I think the "I Love Lucy" chocolate factory scene is perhaps a good analogy:
The chocolates start to come in too fast, and they can't keep up, but because they aren't telling the kitchen to slow down, they keep piling up until it collapses into a mess.
Except with networks, many of the senders keep sending packets until the receiver says that they've missed one (or three, or whatever it is), and then the sender slows down again. But if you're hoarding packets, that signal to slow down is delayed. And then that creates bufferbloat.
I also like to think of buffers as time. The buffer in front of a link is basically a bucket of time the size of the buffer divided by the speed of the link. 1MB of buffer, in front of a 10Mbps link, is 800ms: (1,000,000 MB) * (8 bits/byte) / 10,000,000 bits /sec => 0.8 seconds.
And so the sender is going to keep sending faster and faster until they go over 10Mbps, and start to fill that buffer, and then when they do fill it, they have to resend the missing packets, AND cut their sending rate.

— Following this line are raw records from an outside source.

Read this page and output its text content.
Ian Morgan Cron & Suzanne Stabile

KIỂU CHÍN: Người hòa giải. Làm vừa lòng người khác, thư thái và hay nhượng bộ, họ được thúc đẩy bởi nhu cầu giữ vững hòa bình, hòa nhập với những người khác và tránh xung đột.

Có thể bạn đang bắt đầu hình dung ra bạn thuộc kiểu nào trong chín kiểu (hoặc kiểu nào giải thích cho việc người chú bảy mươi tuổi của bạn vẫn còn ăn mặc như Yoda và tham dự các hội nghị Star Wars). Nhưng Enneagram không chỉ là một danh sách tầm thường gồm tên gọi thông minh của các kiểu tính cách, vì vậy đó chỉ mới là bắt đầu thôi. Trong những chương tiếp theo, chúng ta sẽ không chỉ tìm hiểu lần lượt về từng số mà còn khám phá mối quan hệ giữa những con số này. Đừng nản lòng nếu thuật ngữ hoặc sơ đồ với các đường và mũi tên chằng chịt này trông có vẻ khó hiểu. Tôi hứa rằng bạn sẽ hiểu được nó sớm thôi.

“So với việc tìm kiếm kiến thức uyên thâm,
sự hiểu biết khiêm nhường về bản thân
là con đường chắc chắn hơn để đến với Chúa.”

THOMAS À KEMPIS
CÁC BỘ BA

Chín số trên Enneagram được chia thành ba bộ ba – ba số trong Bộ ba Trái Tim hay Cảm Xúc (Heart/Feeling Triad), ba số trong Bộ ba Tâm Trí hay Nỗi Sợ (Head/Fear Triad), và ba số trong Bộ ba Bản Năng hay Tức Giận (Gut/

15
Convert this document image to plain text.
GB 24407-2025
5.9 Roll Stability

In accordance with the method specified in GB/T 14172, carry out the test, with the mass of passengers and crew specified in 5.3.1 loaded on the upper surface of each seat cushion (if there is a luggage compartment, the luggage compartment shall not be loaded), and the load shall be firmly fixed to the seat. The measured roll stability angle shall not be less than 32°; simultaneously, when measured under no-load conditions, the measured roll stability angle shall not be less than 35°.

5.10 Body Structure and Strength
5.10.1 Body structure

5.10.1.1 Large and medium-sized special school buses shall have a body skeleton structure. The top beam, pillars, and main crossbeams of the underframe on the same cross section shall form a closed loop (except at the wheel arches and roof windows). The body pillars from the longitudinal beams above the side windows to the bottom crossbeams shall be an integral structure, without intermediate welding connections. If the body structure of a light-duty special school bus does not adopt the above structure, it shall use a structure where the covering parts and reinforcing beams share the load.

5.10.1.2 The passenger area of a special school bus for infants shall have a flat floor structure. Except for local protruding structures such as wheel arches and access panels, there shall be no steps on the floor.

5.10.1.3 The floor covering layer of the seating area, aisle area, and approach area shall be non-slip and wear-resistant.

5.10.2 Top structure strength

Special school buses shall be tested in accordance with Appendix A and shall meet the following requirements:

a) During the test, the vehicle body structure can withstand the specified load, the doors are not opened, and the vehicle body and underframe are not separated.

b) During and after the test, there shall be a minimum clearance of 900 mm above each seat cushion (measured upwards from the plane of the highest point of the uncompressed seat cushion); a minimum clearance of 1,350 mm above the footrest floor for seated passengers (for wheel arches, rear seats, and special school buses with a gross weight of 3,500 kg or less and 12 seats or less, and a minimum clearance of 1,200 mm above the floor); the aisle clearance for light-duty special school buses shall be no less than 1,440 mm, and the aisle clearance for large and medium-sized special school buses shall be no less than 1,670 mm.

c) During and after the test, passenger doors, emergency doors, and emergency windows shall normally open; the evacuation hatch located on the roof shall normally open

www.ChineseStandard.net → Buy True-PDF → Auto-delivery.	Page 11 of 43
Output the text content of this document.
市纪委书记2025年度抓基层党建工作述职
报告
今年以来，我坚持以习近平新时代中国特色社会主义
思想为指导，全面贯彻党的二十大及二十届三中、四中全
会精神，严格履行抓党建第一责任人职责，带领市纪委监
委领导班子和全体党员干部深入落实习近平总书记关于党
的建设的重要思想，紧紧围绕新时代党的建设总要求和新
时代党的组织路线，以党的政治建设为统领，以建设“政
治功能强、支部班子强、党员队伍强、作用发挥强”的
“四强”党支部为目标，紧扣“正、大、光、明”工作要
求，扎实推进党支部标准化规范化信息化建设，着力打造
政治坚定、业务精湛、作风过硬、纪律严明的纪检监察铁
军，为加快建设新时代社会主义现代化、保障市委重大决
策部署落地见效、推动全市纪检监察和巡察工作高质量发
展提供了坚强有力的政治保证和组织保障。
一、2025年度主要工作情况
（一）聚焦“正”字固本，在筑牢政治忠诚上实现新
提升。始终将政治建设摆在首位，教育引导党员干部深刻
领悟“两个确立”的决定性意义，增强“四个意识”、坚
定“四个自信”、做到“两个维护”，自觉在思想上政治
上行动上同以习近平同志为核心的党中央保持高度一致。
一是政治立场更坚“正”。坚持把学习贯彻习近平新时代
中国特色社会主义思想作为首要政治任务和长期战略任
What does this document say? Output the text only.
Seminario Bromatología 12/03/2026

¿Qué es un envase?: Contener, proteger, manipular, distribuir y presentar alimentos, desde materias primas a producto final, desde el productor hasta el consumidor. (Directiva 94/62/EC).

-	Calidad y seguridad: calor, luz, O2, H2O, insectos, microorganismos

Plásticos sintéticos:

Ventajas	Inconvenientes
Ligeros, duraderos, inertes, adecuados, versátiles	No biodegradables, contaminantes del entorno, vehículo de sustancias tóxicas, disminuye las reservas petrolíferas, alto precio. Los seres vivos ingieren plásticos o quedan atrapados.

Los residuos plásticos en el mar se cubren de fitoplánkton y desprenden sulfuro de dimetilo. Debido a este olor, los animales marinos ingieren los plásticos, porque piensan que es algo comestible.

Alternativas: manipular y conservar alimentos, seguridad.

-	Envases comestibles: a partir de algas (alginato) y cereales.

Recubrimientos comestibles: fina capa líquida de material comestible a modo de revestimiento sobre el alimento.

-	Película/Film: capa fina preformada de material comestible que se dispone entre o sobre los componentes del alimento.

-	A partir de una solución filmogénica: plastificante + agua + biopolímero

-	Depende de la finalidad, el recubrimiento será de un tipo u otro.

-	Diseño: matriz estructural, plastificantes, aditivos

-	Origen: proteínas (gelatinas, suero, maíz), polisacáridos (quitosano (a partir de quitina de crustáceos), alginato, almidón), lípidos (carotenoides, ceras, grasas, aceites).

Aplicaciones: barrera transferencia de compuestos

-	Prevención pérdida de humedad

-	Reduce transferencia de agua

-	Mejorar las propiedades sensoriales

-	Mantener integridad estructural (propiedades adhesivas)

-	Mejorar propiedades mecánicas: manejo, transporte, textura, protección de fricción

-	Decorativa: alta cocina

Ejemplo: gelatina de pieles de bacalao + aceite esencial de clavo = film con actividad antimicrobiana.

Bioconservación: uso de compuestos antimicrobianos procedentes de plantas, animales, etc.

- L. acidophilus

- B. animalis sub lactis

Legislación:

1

If the buffer is large enough (and therefore the delay long enough), the sender "overshoots" by so far that they have to just sit and deal with all the "hey, I missed packets after X" messages from the receiver, until everything's caught up, and they they can start going faster again (we call this congestion collapse, because the sender can't send anything new at all, and once they've sorted out the state of things with the receiver, they can start again (slowly)).
Congestion collapse is the candy factory from the above clip: That mess that needs to be cleaned up before things can start over again (slowly).